Classroom and campus safety are of paramount importance at Washington State University, and are the shared responsibility of the entire campus population. WSU urges students to follow the ``Alert, Assess, Act" protocol for all types of emergencies and ``Run, Hide, Fight" response for an active shooter incident. Remain ALERT (through direct observation or emergency notification), ASSESS your specific situation, and act in most appropriate way to assure your own safety (and the safety of others if you are able).
Please sign up for emergency alerts on your account at MyWSU. For more information on this subject, campus safety and related topics, please view the FBI's Run, Hide, Fight video ( available here) and visit the WSU safety portal (here).

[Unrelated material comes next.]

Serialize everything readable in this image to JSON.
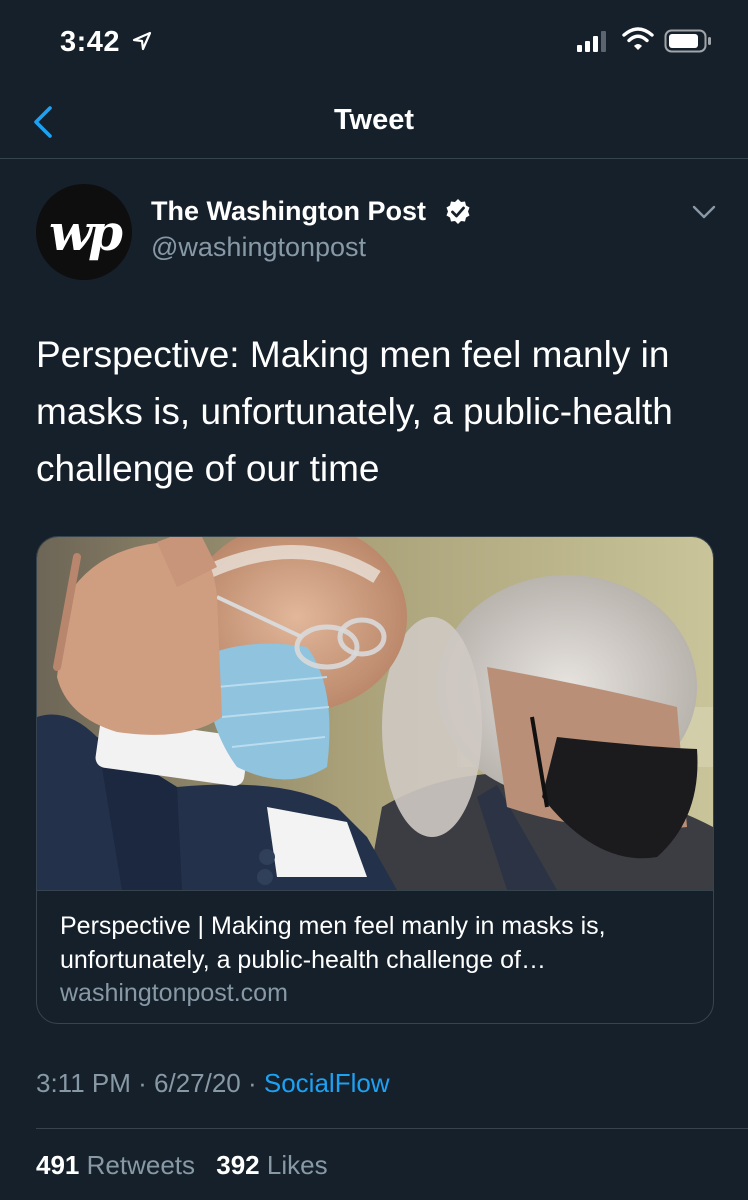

Reasonable accommodations are available for students with a documented disability. If you have a disability and need accommodations to fully participate in this class, please either visit or call the Access Center (Washington Building 217; 509-335-3417) to schedule an appointment with an Access Advisor. All accommodations MUST be approved through the Access Center. For more information, consult the webpage http://accesscenter.wsu.edu or email at Access.Center@wsu.edu.
Students are encouraged to refer to the academic calendar often to be aware of critical deadlines throughout the semester. The academic calendar can be found at www.registrar.wsu.edu/academic-calendar.
For emergency weather closure policy, consult: http://alert.wsu.edu.
This syllabus is subject to change. Updates will be posted on the course website.